This study reveals a significant in-phase relationship between the South China Sea summer monsoon (SCSSM) withdrawal date and tropical cyclone (TC) genesis over the western North Pacific (WNP). The number of TCs generated over the WNP from mid-September to mid-October is positively correlated with the SCSSM withdrawal date during the period of 1979–2016. The decreased (increased) number of TCs generated during early (late) SCSSM withdrawal years is attributed to both internal atmospheric dynamics and external sea surface temperature (SST) forcing. Through dynamic (Rossby wave response) and thermodynamic (increased moisture) processes, the warm SST anomalies during late withdrawal years over the tropical WNP contribute to maintaining the monsoon trough (MT) in the boreal autumn and moisturizing the mid-level atmosphere, providing a favorable environment for TC genesis. The remaining MT can facilitate the conversion of mean kinetic energy into eddy kinetic energy (EKE) and enhance synoptic-scale waves. In addition, upper-level baroclinic energy conversion also contributes to EKE development. Both barotropic and baroclinic processes favor TC genesis over the WNP. In contrast, colder SSTs during early withdrawal years induce the early withdrawal of the MT, leading to depressed enhancement of the EKE and weakening the northwestward propagation of synoptic-scale waves. Hence, fewer (more) TCs tend to be generated during early (late) withdrawal years.

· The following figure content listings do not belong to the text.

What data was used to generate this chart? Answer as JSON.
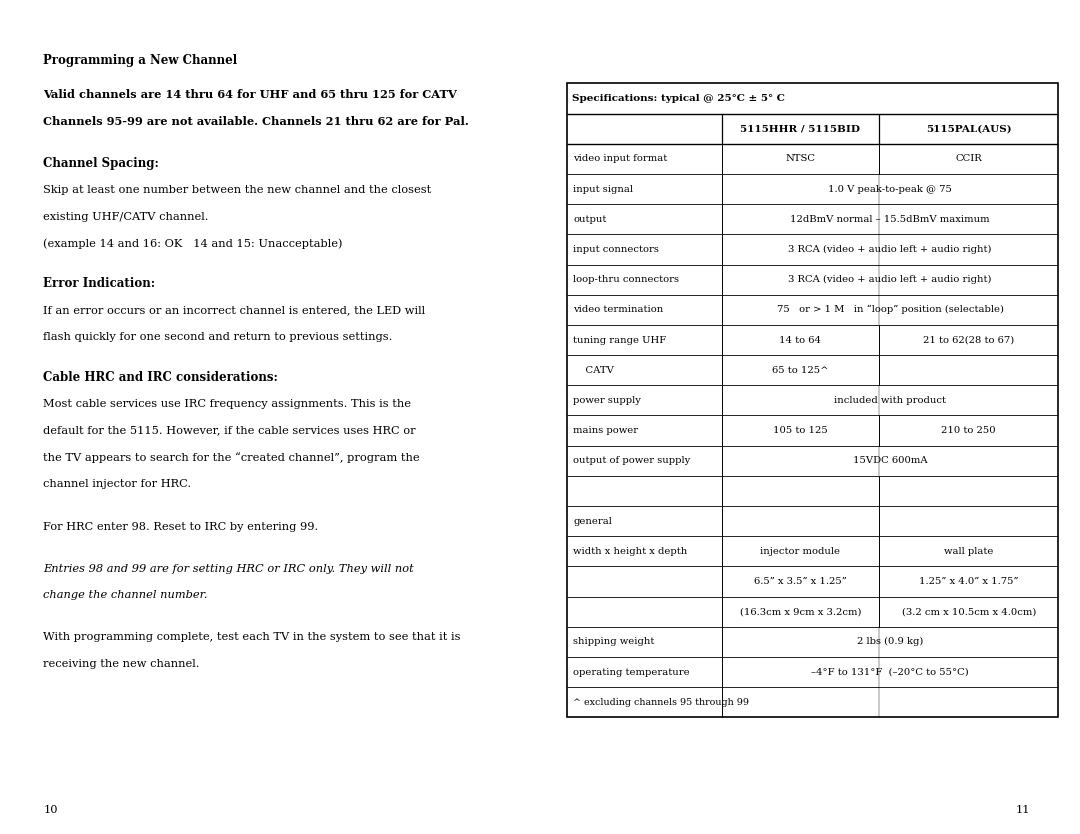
{
  "bg_color": "#ffffff",
  "left_page": {
    "title": "Programming a New Channel",
    "bold_line1": "Valid channels are 14 thru 64 for UHF and 65 thru 125 for CATV",
    "bold_line2": "Channels 95-99 are not available. Channels 21 thru 62 are for Pal.",
    "sections": [
      {
        "heading": "Channel Spacing:",
        "lines": [
          "Skip at least one number between the new channel and the closest",
          "existing UHF/CATV channel.",
          "(example 14 and 16: OK   14 and 15: Unacceptable)"
        ]
      },
      {
        "heading": "Error Indication:",
        "lines": [
          "If an error occurs or an incorrect channel is entered, the LED will",
          "flash quickly for one second and return to previous settings."
        ]
      },
      {
        "heading": "Cable HRC and IRC considerations:",
        "lines": [
          "Most cable services use IRC frequency assignments. This is the",
          "default for the 5115. However, if the cable services uses HRC or",
          "the TV appears to search for the “created channel”, program the",
          "channel injector for HRC."
        ]
      }
    ],
    "para1": "For HRC enter 98. Reset to IRC by entering 99.",
    "italic_lines": [
      "Entries 98 and 99 are for setting HRC or IRC only. They will not",
      "change the channel number."
    ],
    "para2_lines": [
      "With programming complete, test each TV in the system to see that it is",
      "receiving the new channel."
    ],
    "page_num": "10"
  },
  "right_page": {
    "table_title": "Specifications: typical @ 25°C ± 5° C",
    "col_headers": [
      "",
      "5115HHR / 5115BID",
      "5115PAL(AUS)"
    ],
    "rows": [
      {
        "label": "video input format",
        "c2": "NTSC",
        "c3": "CCIR",
        "merged": false
      },
      {
        "label": "input signal",
        "c2": "1.0 V peak-to-peak @ 75",
        "c3": "",
        "merged": true
      },
      {
        "label": "output",
        "c2": "12dBmV normal – 15.5dBmV maximum",
        "c3": "",
        "merged": true
      },
      {
        "label": "input connectors",
        "c2": "3 RCA (video + audio left + audio right)",
        "c3": "",
        "merged": true
      },
      {
        "label": "loop-thru connectors",
        "c2": "3 RCA (video + audio left + audio right)",
        "c3": "",
        "merged": true
      },
      {
        "label": "video termination",
        "c2": "75   or > 1 M   in “loop” position (selectable)",
        "c3": "",
        "merged": true
      },
      {
        "label": "tuning range UHF",
        "c2": "14 to 64",
        "c3": "21 to 62(28 to 67)",
        "merged": false
      },
      {
        "label": "    CATV",
        "c2": "65 to 125^",
        "c3": "",
        "merged": false,
        "c3_empty": true
      },
      {
        "label": "power supply",
        "c2": "included with product",
        "c3": "",
        "merged": true
      },
      {
        "label": "mains power",
        "c2": "105 to 125",
        "c3": "210 to 250",
        "merged": false
      },
      {
        "label": "output of power supply",
        "c2": "15VDC 600mA",
        "c3": "",
        "merged": true
      },
      {
        "label": "",
        "c2": "",
        "c3": "",
        "merged": true,
        "blank": true
      },
      {
        "label": "general",
        "c2": "",
        "c3": "",
        "merged": true,
        "general": true
      },
      {
        "label": "width x height x depth",
        "c2": "injector module",
        "c3": "wall plate",
        "merged": false
      },
      {
        "label": "",
        "c2": "6.5” x 3.5” x 1.25”",
        "c3": "1.25” x 4.0” x 1.75”",
        "merged": false
      },
      {
        "label": "",
        "c2": "(16.3cm x 9cm x 3.2cm)",
        "c3": "(3.2 cm x 10.5cm x 4.0cm)",
        "merged": false
      },
      {
        "label": "shipping weight",
        "c2": "2 lbs (0.9 kg)",
        "c3": "",
        "merged": true
      },
      {
        "label": "operating temperature",
        "c2": "–4°F to 131°F  (–20°C to 55°C)",
        "c3": "",
        "merged": true
      }
    ],
    "footnote": "^ excluding channels 95 through 99",
    "page_num": "11"
  }
}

这项研究揭示了南海夏季风（SCSSM）撤除日期与北太平洋西部（WNP）上的热带气旋（TC）成因之间存在显着的同相关系。9月中旬至10月中旬，WNP上产生的TC数量与1979-2016年SCSSM退出日期呈正相关。在SCSSM撤出初期（晚期）产生的TC数量减少（增加）的原因是内部大气动力学和外部海表温度（SST）强迫。通过动态（罗斯比波响应）和热力学（湿度增加）过程，热带WNP退水后期的SST异常温暖，有助于在北方秋季维持季风槽（MT）并滋润中层大气，为TC的产生提供了有利的环境。其余的MT可以促进将平均动能转换为涡动能（EKE）并增强天气尺度波。此外，上斜压能量转换也有助于EKE的发展。正压和斜压过程都比ＷＮＰ更有利于ＴＣ的发生。相反，在退役初期，较冷的海温会诱发MT的早退，从而导致EKE的增强减弱，并减弱天气尺度波向西北传播。因此，在提早（后期）撤出期间倾向于产生更少（更多）的TC。高层斜压能量转换也有助于EKE的发展。正压和斜压过程都比ＷＮＰ更有利于ＴＣ的发生。相反，在退役初期，较冷的海温会诱发MT的早退，从而导致EKE的增强减弱，并减弱天气尺度波向西北传播。因此，在提早（后期）撤出期间倾向于产生更少（更多）的TC。高层斜压能量转换也有助于EKE的发展。正压和斜压过程都比ＷＮＰ更有利于ＴＣ的发生。相比之下，退役初期的SST较冷会诱发MT的早退，从而导致EKE的增强受到抑制，并减弱天气尺度波的西北传播。因此，在提早（后期）撤出期间倾向于产生更少（更多）的TC。